Earnings rose a modest 6% in the last quarter to $0.17 a share. Revenues also were up 6% to $16.8 million. Excluding the company's deal with the Venezuelan national oil company, recurring revenue climbed 34%. Computer Modelling trusts the government of Venezuela to pay its bills. But its auditors don't. So the official books don't recognize any accounts receivable (revenues equal cash collected). The bad comparison isn't the result of delayed payments, at least in the December period. What happened is that Venezuela fell behind last year during the run-up to the elections. Then they made up for it in the year-ago quarter. So this year's comparison was muted.
Referrals from Halliburton continue to rise. That company still has a terrific collection of customers with black oil reserves.

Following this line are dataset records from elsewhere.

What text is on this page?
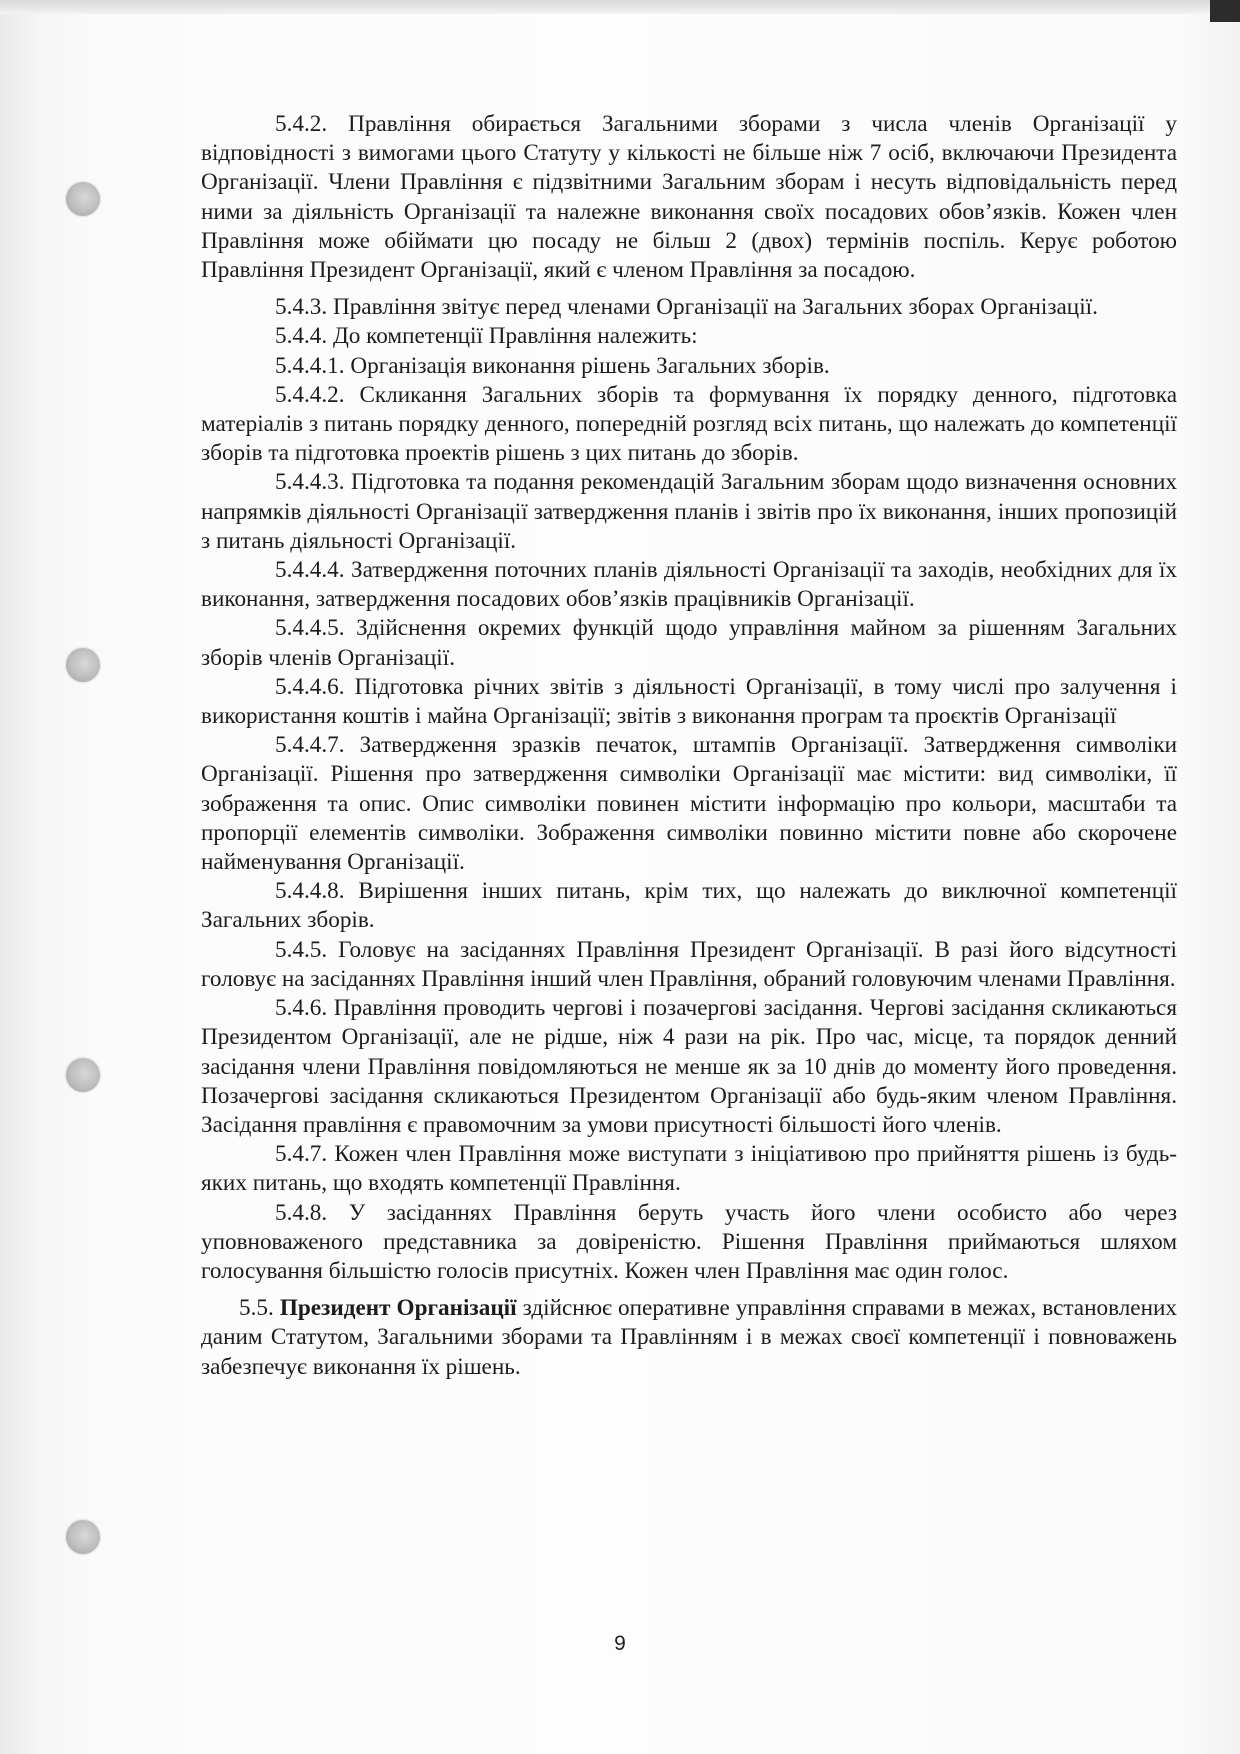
5.4.2. Правління обирається Загальними зборами з числа членів Організації у відповідності з вимогами цього Статуту у кількості не більше ніж 7 осіб, включаючи Президента Організації. Члени Правління є підзвітними Загальним зборам і несуть відповідальність перед ними за діяльність Організації та належне виконання своїх посадових обов’язків. Кожен член Правління може обіймати цю посаду не більш 2 (двох) термінів поспіль. Керує роботою Правління Президент Організації, який є членом Правління за посадою.

5.4.3. Правління звітує перед членами Організації на Загальних зборах Організації.

5.4.4. До компетенції Правління належить:

5.4.4.1. Організація виконання рішень Загальних зборів.

5.4.4.2. Скликання Загальних зборів та формування їх порядку денного, підготовка матеріалів з питань порядку денного, попередній розгляд всіх питань, що належать до компетенції зборів та підготовка проектів рішень з цих питань до зборів.

5.4.4.3. Підготовка та подання рекомендацій Загальним зборам щодо визначення основних напрямків діяльності Організації затвердження планів і звітів про їх виконання, інших пропозицій з питань діяльності Організації.

5.4.4.4. Затвердження поточних планів діяльності Організації та заходів, необхідних для їх виконання, затвердження посадових обов’язків працівників Організації.

5.4.4.5. Здійснення окремих функцій щодо управління майном за рішенням Загальних зборів членів Організації.

5.4.4.6. Підготовка річних звітів з діяльності Організації, в тому числі про залучення і використання коштів і майна Організації; звітів з виконання програм та проєктів Організації

5.4.4.7. Затвердження зразків печаток, штампів Організації. Затвердження символіки Організації. Рішення про затвердження символіки Організації має містити: вид символіки, її зображення та опис. Опис символіки повинен містити інформацію про кольори, масштаби та пропорції елементів символіки. Зображення символіки повинно містити повне або скорочене найменування Організації.

5.4.4.8. Вирішення інших питань, крім тих, що належать до виключної компетенції Загальних зборів.

5.4.5. Головує на засіданнях Правління Президент Організації. В разі його відсутності головує на засіданнях Правління інший член Правління, обраний головуючим членами Правління.

5.4.6. Правління проводить чергові і позачергові засідання. Чергові засідання скликаються Президентом Організації, але не рідше, ніж 4 рази на рік. Про час, місце, та порядок денний засідання члени Правління повідомляються не менше як за 10 днів до моменту його проведення. Позачергові засідання скликаються Президентом Організації або будь-яким членом Правління. Засідання правління є правомочним за умови присутності більшості його членів.

5.4.7. Кожен член Правління може виступати з ініціативою про прийняття рішень із будь-яких питань, що входять компетенції Правління.

5.4.8. У засіданнях Правління беруть участь його члени особисто або через уповноваженого представника за довіреністю. Рішення Правління приймаються шляхом голосування більшістю голосів присутніх. Кожен член Правління має один голос.

5.5. Президент Організації здійснює оперативне управління справами в межах, встановлених даним Статутом, Загальними зборами та Правлінням і в межах своєї компетенції і повноважень забезпечує виконання їх рішень.

9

They continue to be served by Halliburton's in-house software. When it comes to new drilling, though, Halliburton can't even give it away. Computer Modelling's technology is superior. The rate of return on the technology is far beyond whatever it might be worth to get Halliburton's product for free. So Halliburton has started to license Computer Modelling's products, figuring it will keep its customers happy and make up the difference by selling all its other products and services.
Schlumberger still has not joined forces with the company. It hasn't come out with a competitive product, either, from a technology standpoint. And its top software engineer and product manager recently left the company, casting doubt on the likelihood a big breakthrough is coming soon.
The offshore project could finish by the end of the year. That effort continues to be funded 33%-33%-33% along with Shell (NYSE:RDS.B) and Petrobas (NYSE:PBR). Computer Modelling retains 100% of commercial sales potential to other companies. The company's partners will get first use of the software. The structure of the technology allows ample plug-in opportunities. Shell and Petrobas are developing quite a few of those proprietary programs, which probably won't be made available to their competitors. Over time, though, word gets around and those competitors may write their own.
Computer Modelling remains a phenomenal company. Gross margins are sufficient to pay for aggressive marketing, high levels of product development, and plentiful dividends. The executives running the company are approaching retirement age. So, in our opinion, a buyout is possible. But Computer Modelling has a clear-cut runway to 2030, perhaps even farther out. If it remains independent, above-average growth could persist as the new product kicks in, existing customers expand, Halliburton referrals keep rising, and Schlumberger throws in the towel and licenses the software as well.